Out of the theatre, I asked myself why I had been so enraptured by the film. It really does not have a story in the real sense of the term. But it has a great script, and this great script is narrated with exciting ease, and helping to push the narration are the riveting performances.
As one reviewer quipped, "Ceylan’s cast acts with such precision and feeling that even Ingmar Bergman would have applauded".
Winter Sleep is magnificently mounted, the lighting is alluring, and the shots – each one of them – are composed with breathtaking imagination. Ceylan told me during an interview here yesterday after the screening that he had found the hotel, where much of the story unfolds, after a long search. Yes, there were biographical elements in it, and the movie reflected the current state of Turkish society. But this could be common to so many other places in the world today.
Shot in a small Cappadocia village in the middle of scenic natural beauty, Winter Sleep centres on a former theatre actor turned writer/journalist and his relationship with his pretty young wife and sister going through a divorce.

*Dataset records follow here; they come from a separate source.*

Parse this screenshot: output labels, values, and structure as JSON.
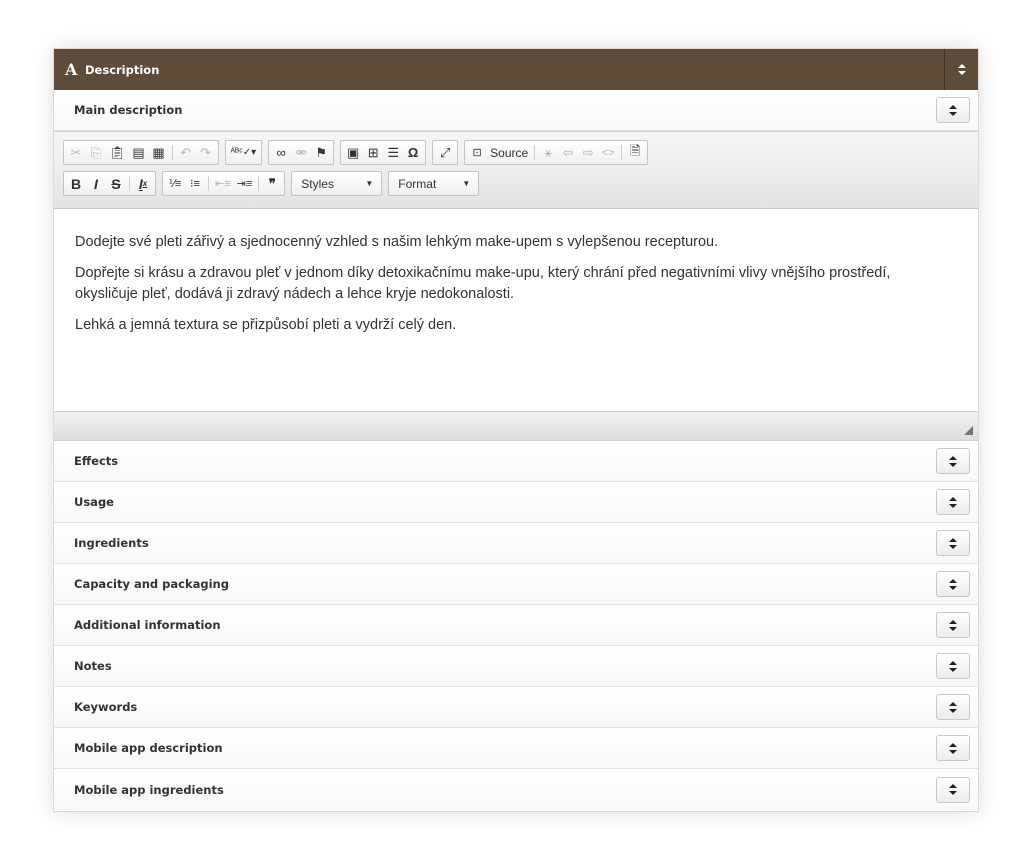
{
  "header": {
    "icon": "font-icon",
    "icon_glyph": "A",
    "title": "Description",
    "sort_glyph": "⬍"
  },
  "main_section": {
    "label": "Main description"
  },
  "toolbar": {
    "source_label": "Source",
    "styles_label": "Styles",
    "format_label": "Format",
    "bold": "B",
    "italic": "I",
    "strike": "S",
    "blockquote": "❞"
  },
  "content": {
    "paragraphs": [
      "Dodejte své pleti zářivý a sjednocenný vzhled s našim lehkým make-upem s vylepšenou recepturou.",
      "Dopřejte si krásu a zdravou pleť v jednom díky detoxikačnímu make-upu, který chrání před negativními vlivy vnějšího prostředí, okysličuje pleť, dodává ji zdravý nádech a lehce kryje nedokonalosti.",
      "Lehká a jemná textura se přizpůsobí pleti a vydrží celý den."
    ]
  },
  "sections": [
    {
      "label": "Effects"
    },
    {
      "label": "Usage"
    },
    {
      "label": "Ingredients"
    },
    {
      "label": "Capacity and packaging"
    },
    {
      "label": "Additional information"
    },
    {
      "label": "Notes"
    },
    {
      "label": "Keywords"
    },
    {
      "label": "Mobile app description"
    },
    {
      "label": "Mobile app ingredients"
    }
  ],
  "colors": {
    "header_bg": "#5e4b38",
    "header_text": "#ffffff"
  }
}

Aydin (Haluk Bilginer), a middle aged former actor, has inherited the hotel and most of the land around it. He is a thinker, and one of his projects is to write the history of Turkish theatre. His sister, Necla (Demet Akbag), is bitter, cynical and sharp tongued. She is staying in the hotel. Wife Nihal (Melisa Sozen) feels intellectually inferior to her husband and tries to fill the void by engaging in social work. Her husband does not like this.
These characters live in a kind of pressure-cooker existence which is accentuated with the coming of winter, a season that keeps them indoors and at nodding distances from one another. A little later into the picture, more characters are introduced: an unruly boy who breaks the window pane of Aydin’s car, his apologetic father, aggressive uncle and so on. Through these men and situations, Ceylan establishes his protagonist’s character.
Winter Sleep evokes plenty of tension. And there is nothing lethargic or sleepy or wintery about the film. With haunting close-ups (that made Bergman such a powerful director), Ceylan presents what is essentially an intimate tale of three people, forced to live in close proximity by relationships and the season itself. “You see the seasons very well in Turkey, and it changes human psychology and behaviour”, Ceylan averred.
Winter Sleep may well clinch the top Palm d’Or.